Tiberius considered it. “You have seen the news recently?” He asked. “Sure, Colin might understand, but how many others will share his… compassion? Is it not far more likely that they will seek to lynch you in the streets?”
He turned to peer out of the windows, down towards the garden below. The news of Colin’s latest proposals had hit the Empire hard, with acrimonious exchanges in Parliament and a great deal of covert manoeuvring behind the scenes. Daria had been right, he realised; Colin had, however accidentally, destabilised part of the Empire. The repercussions might be a long time coming, but they would come. The real question was how far Colin was prepared to go to get his way.
His gaze slipped upwards towards the blue sky. Floating up there, lost in the glare of the sun, were thirty-five orbital battle stations, each one controlled by Colin’s loyalists… and perfectly capable of bombarding the surface of Earth. Beyond them, if more were needed, were three squadrons of superdreadnaughts and their escorts, protecting Earth from external and internal threats. Colin could have his way, if he decided to threaten them with the wrath of the Shadow Fleet, but that would destroy the system he was trying to build. He would become Emperor in all, but name… and Daria had already discovered the limits of that position.
And that’s why she wants the war with Admiral Wilhelm , he thought coldly. It won’t just expend Colin’s loyalists, but it will serve as an excuse for all kinds of war-related changes, including some that will strengthen the Empire. A single-minded ruler would be far more effective than a committee…
“They might,” Cordova said. He wandered over to the bookshelves and took a book from them at random. “My life would be forfeit in that case… and the Cicero Clan would be badly damaged by the information. I could return to the Random Numbers and vanish off to the Rim, but how could you do that, unless you abandoned the factories and industries that make you powerful? Are you sure that you want to play this card?”
Tiberius took a breath. “And where would you hide?”
“I beg your pardon?” Cordova asked. “I spent years on the Rim. I know hundreds of places where I could hide a light cruiser and her crew…”

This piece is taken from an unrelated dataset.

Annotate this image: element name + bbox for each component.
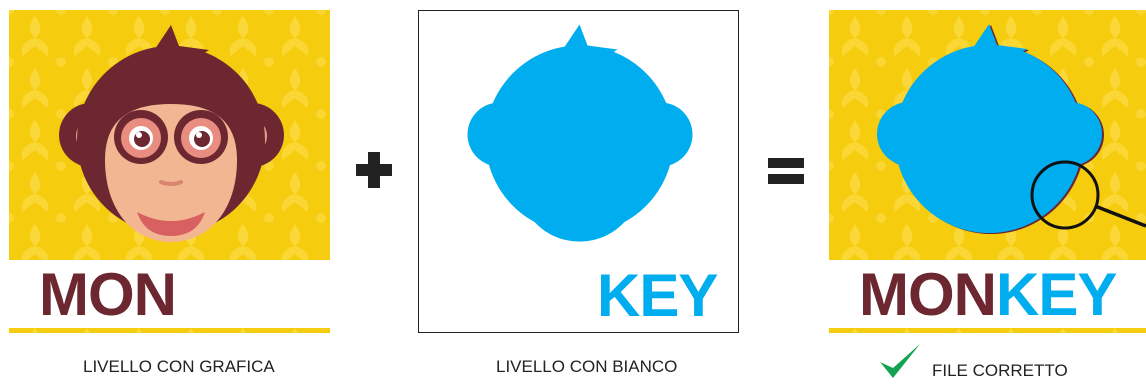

“And how long would that last if the truth got out?” Tiberius asked. “I would see to it that the truth got everywhere. Your former friends and allies would desert you, even if they didn’t shoot you on sight, just from general principles. Your admirers would become your strongest detractors. Those who praised you for standing up for the right would damn you louder than anyone else.”
“Never underestimate the power of sheer embarrassment,” Cordova agreed, coldly. “They defended me, only to discover that they were defending… I don’t think I did the wrong thing.”